後で考えてみたらコレってプロポーズ?というような彼の何気ない一言

彼と付き合い出して間もなく、なんとなくこの人とは結婚するのじゃないかなという気持ちは抱いていました。お互い20代後半ですが、男性のほうはまだそれほど結婚を意識するような年齢でもないため、私のそんな気持ちはしまっておくことにしました。それ以前に付き合っていた人の時には結婚、結婚とせっつきすぎて失敗しましたから、二度とそんなことがないようにという気持ちがあったのは確かです。

 

付き合って最初のクリスマスの時に、知り合いが働いているジュエリーショップに行って、冗談半分でアクセサリーをおねだりしてみたところあっさり「買ってあげるよ」と言われました。そこで二人で選んだのは、ダイヤのちりばめられた指輪でした。

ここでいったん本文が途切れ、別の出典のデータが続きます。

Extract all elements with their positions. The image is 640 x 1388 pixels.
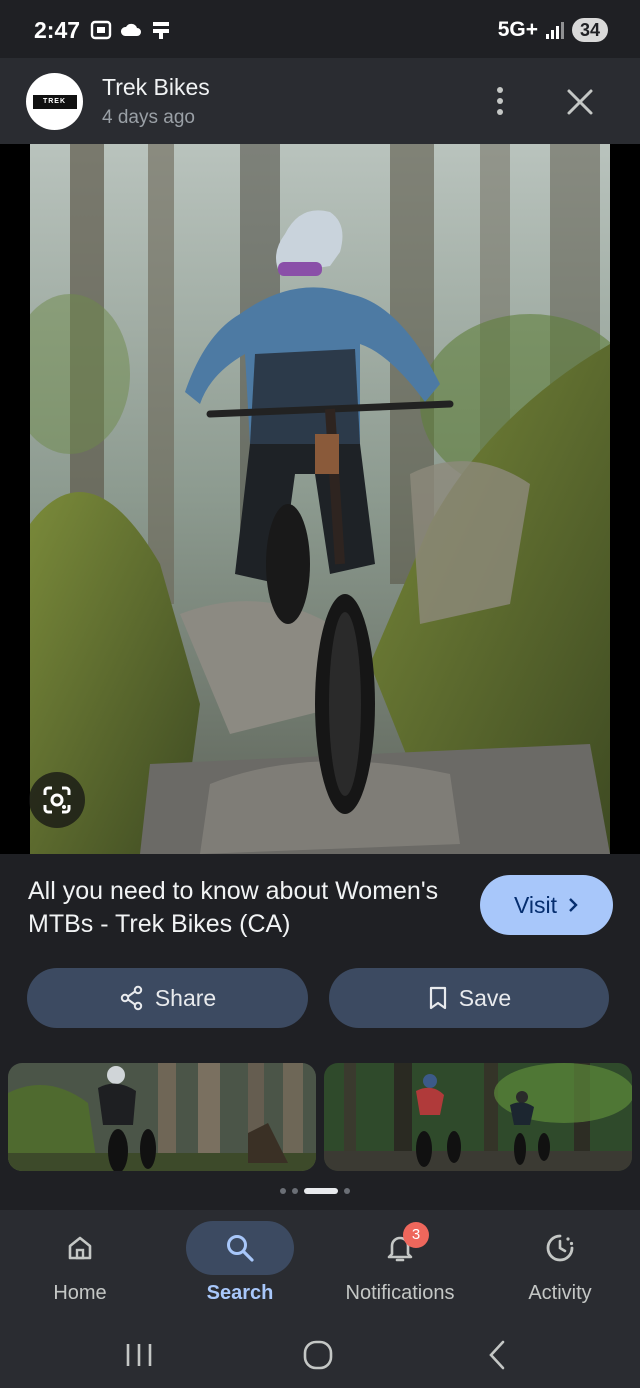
home-icon [68,1236,92,1260]
carousel-indicator [280,1188,350,1194]
screenshot-icon [90,20,112,40]
save-label: Save [458,984,512,1011]
related-image-2[interactable] [324,1063,632,1171]
system-navigation [0,1320,640,1388]
close-icon[interactable] [563,85,597,119]
cloud-icon [120,23,141,36]
network-type: 5G+ [497,18,538,41]
chevron-right-icon [569,898,578,912]
lens-icon [43,786,71,814]
notification-badge: 3 [403,1222,429,1248]
share-button[interactable]: Share [27,968,308,1028]
related-image-1[interactable] [8,1063,316,1171]
source-age: 4 days ago [102,107,195,128]
visit-button[interactable]: Visit [480,875,613,935]
nav-notifications-icon-wrap [346,1221,454,1275]
share-label: Share [154,984,217,1011]
status-icons [90,20,172,40]
battery-level: 34 [571,18,608,42]
notification-icon [153,22,169,39]
source-avatar[interactable]: TREK [26,73,83,130]
image-viewer [0,144,640,854]
visit-label: Visit [513,891,558,918]
nav-activity-label: Activity [528,1282,592,1304]
related-photo [324,1063,632,1171]
more-options-icon[interactable] [488,84,512,118]
activity-icon [546,1234,574,1262]
nav-home-label: Home [53,1282,107,1304]
result-image[interactable] [30,144,610,854]
nav-search-label: Search [206,1282,274,1304]
carousel-dot [292,1188,298,1194]
carousel-dot-active [304,1188,338,1194]
status-bar: 2:47 5G+ 34 [0,0,640,58]
status-time: 2:47 [34,17,81,43]
nav-search[interactable]: Search [160,1210,320,1320]
related-photo [8,1063,316,1171]
nav-home[interactable]: Home [0,1210,160,1320]
source-logo: TREK [32,94,77,109]
search-icon [227,1235,254,1262]
carousel-dot [280,1188,286,1194]
save-button[interactable]: Save [329,968,609,1028]
nav-search-icon-wrap [186,1221,294,1275]
nav-home-icon-wrap [26,1221,134,1275]
share-icon [120,985,143,1011]
lens-search-button[interactable] [29,772,85,828]
status-right: 5G+ 34 [498,18,608,42]
result-title[interactable]: All you need to know about Women's MTBs … [28,875,448,941]
nav-activity[interactable]: Activity [480,1210,640,1320]
signal-icon [545,22,564,39]
nav-notifications[interactable]: Notifications [320,1210,480,1320]
home-button-icon[interactable] [293,1330,343,1380]
bottom-navigation: Home Search Notifications Activity [0,1210,640,1320]
source-name[interactable]: Trek Bikes [102,74,210,101]
back-icon[interactable] [473,1330,523,1380]
bookmark-icon [429,986,446,1010]
nav-activity-icon-wrap [506,1221,614,1275]
mountain-bike-photo [30,144,610,854]
recents-icon[interactable] [114,1330,164,1380]
nav-notifications-label: Notifications [345,1282,455,1304]
carousel-dot [344,1188,350,1194]
result-header: TREK Trek Bikes 4 days ago [0,58,640,144]
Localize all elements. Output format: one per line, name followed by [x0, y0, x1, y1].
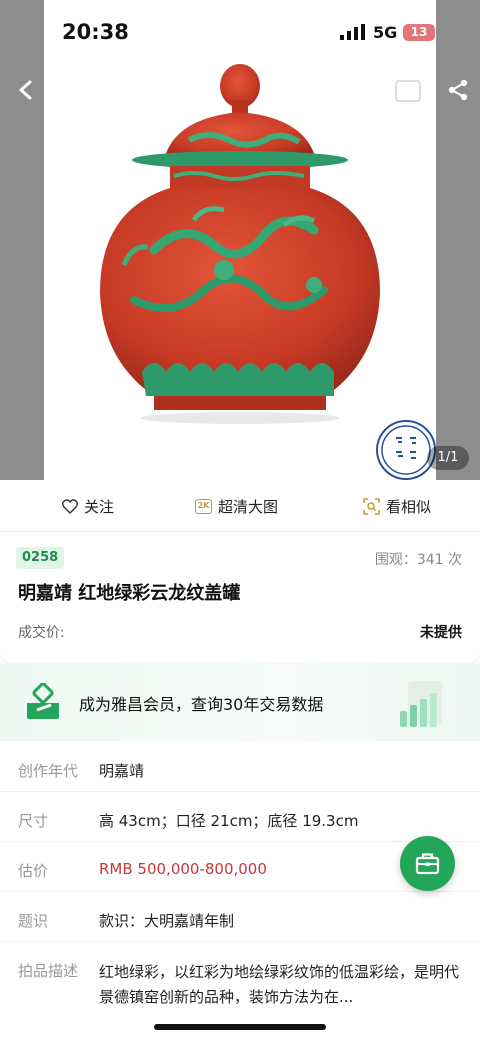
- divider: [0, 791, 480, 792]
- heart-icon: [62, 499, 78, 514]
- hd-image-label: 超清大图: [218, 498, 279, 516]
- detail-label: 创作年代: [18, 762, 79, 780]
- detail-label: 尺寸: [18, 812, 49, 830]
- network-type: 5G: [373, 23, 398, 42]
- follow-button[interactable]: 关注: [62, 496, 114, 517]
- detail-label: 拍品描述: [18, 962, 79, 980]
- membership-text: 成为雅昌会员，查询30年交易数据: [79, 695, 324, 714]
- lot-description[interactable]: 红地绿彩，以红彩为地绘绿彩纹饰的低温彩绘，是明代景德镇窑创新的品种，装饰方法为在…: [99, 960, 459, 1010]
- status-time: 20:38: [62, 20, 129, 44]
- lot-image[interactable]: [44, 0, 436, 480]
- scan-icon: [363, 498, 380, 515]
- battery-indicator: 13: [403, 24, 435, 41]
- home-indicator: [154, 1024, 326, 1030]
- detail-value: 高 43cm；口径 21cm；底径 19.3cm: [99, 812, 359, 830]
- hd-image-button[interactable]: 2K 超清大图: [195, 496, 278, 517]
- final-price-label: 成交价:: [18, 625, 65, 641]
- lot-title: 明嘉靖 红地绿彩云龙纹盖罐: [18, 583, 241, 604]
- signal-icon: [340, 24, 365, 40]
- chart-icon: [400, 681, 442, 727]
- follow-label: 关注: [84, 498, 115, 516]
- final-price-value: 未提供: [420, 625, 462, 641]
- divider: [0, 891, 480, 892]
- membership-icon: [27, 683, 59, 719]
- find-similar-label: 看相似: [386, 498, 432, 516]
- detail-label: 估价: [18, 862, 49, 880]
- image-gallery[interactable]: 20:38 5G 13 1/1: [0, 0, 480, 480]
- estimate-value: RMB 500,000-800,000: [99, 860, 267, 878]
- detail-value: 明嘉靖: [99, 762, 145, 780]
- 2k-icon: 2K: [195, 499, 212, 514]
- divider: [0, 941, 480, 942]
- briefcase-button[interactable]: [400, 836, 455, 891]
- membership-banner[interactable]: 成为雅昌会员，查询30年交易数据: [0, 663, 480, 741]
- back-icon[interactable]: [12, 76, 40, 104]
- reign-mark-seal-image: [376, 420, 436, 480]
- edit-icon[interactable]: [395, 80, 421, 102]
- screen: 20:38 5G 13 1/1 关注 2K 超清大图 看相似 0258 围观：3…: [0, 0, 480, 1040]
- action-bar: 关注 2K 超清大图 看相似: [0, 480, 480, 532]
- image-counter: 1/1: [427, 446, 469, 470]
- detail-value: 款识：大明嘉靖年制: [99, 912, 235, 930]
- lot-info-card: 0258 围观：341 次 明嘉靖 红地绿彩云龙纹盖罐 成交价: 未提供: [0, 533, 480, 663]
- briefcase-icon: [415, 853, 440, 875]
- status-bar: 20:38 5G 13: [0, 0, 480, 64]
- view-count: 围观：341 次: [374, 552, 462, 568]
- find-similar-button[interactable]: 看相似: [363, 496, 431, 517]
- detail-label: 题识: [18, 912, 49, 930]
- lot-number-badge: 0258: [16, 547, 65, 569]
- covered-jar-illustration: [100, 64, 380, 424]
- share-icon[interactable]: [446, 78, 470, 102]
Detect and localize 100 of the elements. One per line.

心の中ではこれってエンゲージリングみたいとテンションが上がってしまいました。今まで付き合った人でもそんな高価なものを頂いたことはありませんでしたので、彼が自分を特別だと思ってくれていることはよく分かりました。

 

その後も順調に付き合いが続き、彼とのあるデートの時に彼が何気なくこんな話をしました。彼と私が年を取った時のことをイメージしてみるんだけど、その姿がはっきりと想像できて面白い。ずっとこんな感じにバカみたいなこと言って年を取っていけたらいいなって思う。そんな感じのことでした。その時はふーん、面白いことを考える変な人だな程度にしか感じませんでしたが、それから数ヵ月後に「君と入籍したいな」とあんまり色気のないプロポーズをされました。

 

あまり結婚という実感も沸きませんし、気持ちも特別に盛り上がっていたという気もしないのですが、結婚って勢いも大事かもとそれから一週間後に本当に入籍してしまいました。その結婚からしばらく経ってそのことを思い返してみたのですが彼の遠まわしすぎるプロポーズは、ひょっとしたら老後の話のほうだったのかも知れないと気付きました。鈍くて気付いてあげることが出来なくて申し訳ないのですが、本当にそんな風にお互い年を取っていけたら理想的だろうなとしみじみ感じます。